This course will provide a sustained and in-depth analysis of a central overarching theme in legal theory. The theme may vary from year to year. The inaugural theme is Law and the common good. The theme will be explored through a range of material and disciplinary approaches. These will include conventional scholarly texts in law, politics and philosophy, but will also draw on nonstandard resources including art, poetry, film, and literature. The purpose of the thematic approach is to provide a coherence to the study of several perennial problems in legal theory. By working in a sustained way through a range of questions and perspectives associated with the overarching theme, students will gain a deeper knowledge of legal theoretical issues.

The theme Law and the common good has been chosen to allow students to engage with certain key claims that are made on behalf of contemporary law and legal institutions, namely that they strive to or do in fact embody a common good or set of goods. Whether and how that embodiment operates, according to what conditions and under what limitations are questions to be explored through a series of engagements with texts, contexts, representations and contestations.
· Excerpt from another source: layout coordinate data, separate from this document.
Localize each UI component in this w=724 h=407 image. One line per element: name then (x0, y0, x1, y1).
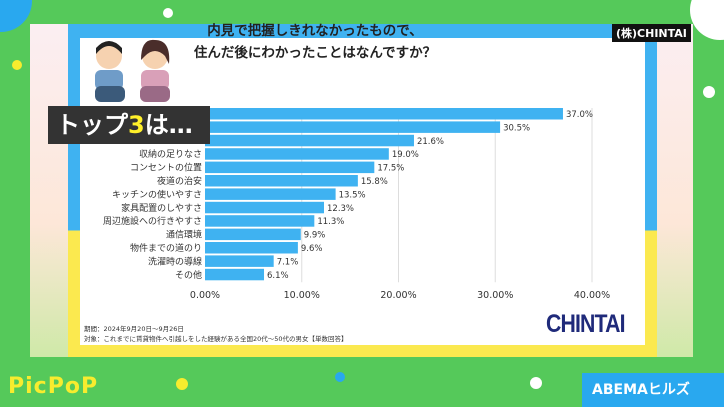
bar (205, 148, 389, 160)
decor-dot (163, 8, 173, 18)
value-label: 19.0% (392, 150, 419, 160)
copyright-label: (株)CHINTAI (612, 24, 691, 42)
title-line-2: 住んだ後にわかったことはなんですか？ (193, 45, 437, 61)
value-label: 11.3% (317, 217, 344, 227)
value-label: 15.8% (361, 177, 388, 187)
category-label: 物件までの道のり (130, 242, 202, 254)
bar (205, 108, 563, 120)
caption-prefix: トップ (56, 111, 128, 139)
category-label: 夜道の治安 (157, 175, 202, 187)
bar (205, 268, 265, 281)
x-tick-label: 10.00% (284, 290, 320, 301)
category-label: 周辺施設への行きやすさ (103, 215, 202, 227)
bar (205, 255, 274, 267)
survey-period: 期間：2024年9月20日〜9月26日 (84, 325, 184, 333)
value-label: 37.0% (566, 110, 593, 120)
title-line-1: 内見で把握しきれなかったもので、 (207, 23, 423, 39)
value-label: 9.9% (304, 231, 326, 241)
bar (205, 188, 336, 200)
category-label: 収納の足りなさ (139, 148, 202, 160)
x-tick-label: 40.00% (574, 290, 610, 301)
top3-caption: トップ3は… (48, 106, 210, 144)
x-tick-label: 30.00% (477, 290, 513, 301)
category-label: キッチンの使いやすさ (112, 188, 202, 200)
decor-dot (176, 378, 188, 390)
bar (205, 121, 501, 133)
value-label: 13.5% (339, 190, 366, 200)
worried-people-illustration (95, 39, 170, 102)
chart-title: 内見で把握しきれなかったもので、 住んだ後にわかったことはなんですか？ (150, 20, 480, 64)
category-label: コンセントの位置 (130, 162, 202, 174)
decor-dot (335, 372, 345, 382)
decor-dot (703, 86, 715, 98)
bar (205, 242, 298, 254)
category-label: 洗濯時の導線 (148, 255, 202, 267)
tv-screen (30, 24, 693, 357)
category-label: その他 (175, 269, 202, 281)
value-label: 21.6% (417, 137, 444, 147)
value-label: 7.1% (277, 257, 299, 267)
bar (205, 201, 325, 214)
category-label: 家具配置のしやすさ (121, 202, 202, 214)
bar (205, 175, 358, 187)
x-tick-label: 0.00% (190, 290, 220, 301)
decor-dot (530, 377, 542, 389)
caption-number: 3 (128, 111, 145, 139)
chintai-logo: CHINTAI (546, 310, 625, 338)
value-label: 12.3% (327, 204, 354, 214)
abema-hills-logo: ABEMAヒルズ (582, 373, 724, 407)
value-label: 6.1% (267, 271, 289, 281)
value-label: 9.6% (301, 244, 323, 254)
caption-suffix: は… (144, 111, 193, 139)
card-inner (80, 38, 645, 345)
value-label: 17.5% (377, 164, 404, 174)
x-tick-label: 20.00% (380, 290, 416, 301)
picpop-logo: PicPoP (8, 374, 99, 399)
bar (205, 134, 414, 147)
bar (205, 228, 301, 241)
card-frame (68, 24, 657, 357)
survey-target: 対象：これまでに賃貸物件へ引越しをした経験がある全国20代〜50代の男女【単数回… (84, 335, 348, 343)
category-label: 通信環境 (166, 229, 202, 241)
bar (205, 161, 375, 174)
bar (205, 215, 315, 227)
decor-dot (12, 60, 22, 70)
value-label: 30.5% (503, 123, 530, 133)
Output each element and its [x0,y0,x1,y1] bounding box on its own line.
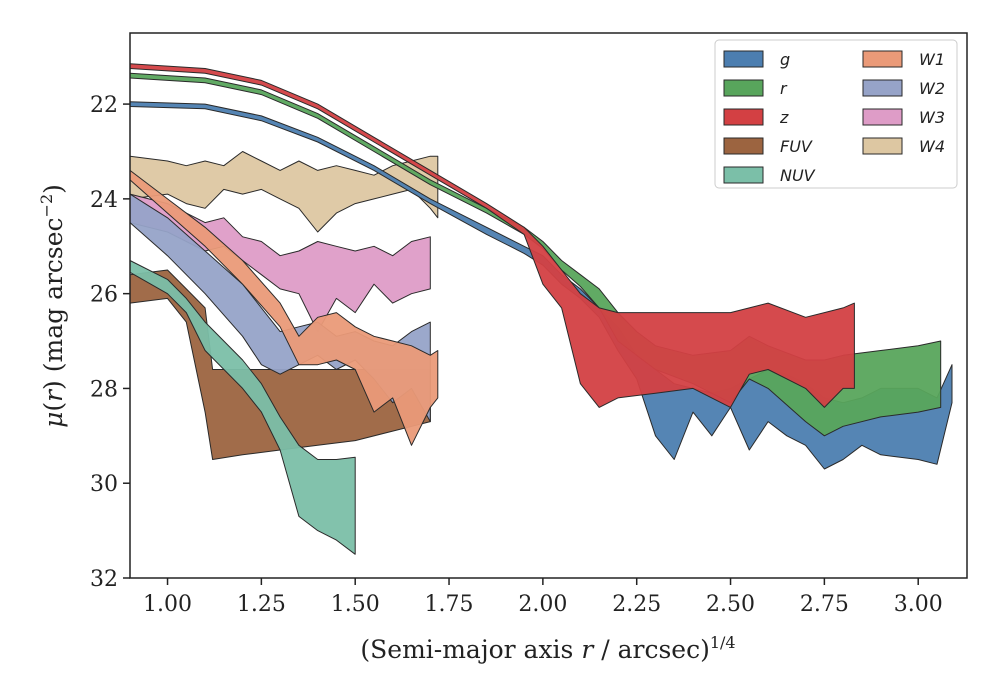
x-tick-label: 1.00 [143,592,192,617]
series-band-w4 [129,151,439,233]
legend-swatch-fuv [723,137,764,155]
legend-label-fuv: FUV [780,137,813,156]
legend: grz FUV NUV W1 W2 W3 W4 [714,39,958,189]
x-tick-label: 2.75 [800,592,849,617]
legend-swatch-r [723,79,764,97]
series-band-w1 [129,169,439,446]
y-tick-label: 30 [90,472,118,497]
x-tick-label: 2.00 [518,592,567,617]
series-band-w2 [129,193,431,423]
legend-label-g: g [780,50,790,69]
x-axis-title: (Semi-major axis r / arcsec)1/4 [360,633,735,664]
series-band-z [129,63,855,408]
legend-swatch-w4 [862,137,903,155]
legend-swatch-nuv [723,166,764,184]
legend-swatch-z [723,108,764,126]
y-axis-title: μ(r) (mag arcsec−2) [37,184,68,428]
series-band-nuv [129,260,356,555]
y-tick-label: 22 [90,93,118,118]
legend-label-w3: W3 [919,108,945,127]
y-tick-label: 28 [90,377,118,402]
legend-swatch-g [723,50,764,68]
legend-swatch-w1 [862,50,903,68]
legend-label-r: r [780,79,788,98]
series-layer [129,63,953,555]
y-axis-ticks: 22 24 26 28 30 32 [90,93,130,592]
legend-label-w2: W2 [919,79,945,98]
legend-label-w4: W4 [919,137,945,156]
legend-label-w1: W1 [919,50,945,69]
x-axis-ticks: 1.00 1.25 1.50 1.75 2.00 2.25 2.50 2.75 3.00 [143,578,943,617]
legend-swatch-w2 [862,79,903,97]
x-tick-label: 1.75 [425,592,474,617]
x-tick-label: 3.00 [894,592,943,617]
legend-label-z: z [779,108,789,127]
legend-swatch-w3 [862,108,903,126]
x-tick-label: 2.50 [706,592,755,617]
x-tick-label: 1.50 [331,592,380,617]
plot-frame [129,32,968,579]
legend-label-nuv: NUV [780,166,816,185]
y-tick-label: 32 [90,567,118,592]
y-tick-label: 26 [90,283,118,308]
y-tick-label: 24 [90,188,118,213]
x-tick-label: 1.25 [237,592,286,617]
x-tick-label: 2.25 [612,592,661,617]
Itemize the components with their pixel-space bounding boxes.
Topics to be covered under the theme may include: historical lineages of law and the common good: Aristotle and Aquinas; measuring the common good: rights v utility; how can law reflect the 9 common good; pluralism, democracy and the common good; contesting commonality: whose commons, which goods; identity and voice: protest and political trials; overcoming social division: memory and the politics of reconciliation; authority, obligation and allegiance; the new commons and the global public good. This list is not exhaustive.

[Note: Students are advised to study “LLAW3001 Introduction to legal theory” (a compulsory course in the LLB curriculum) before studying “LALS3006 Advanced legal theory”.]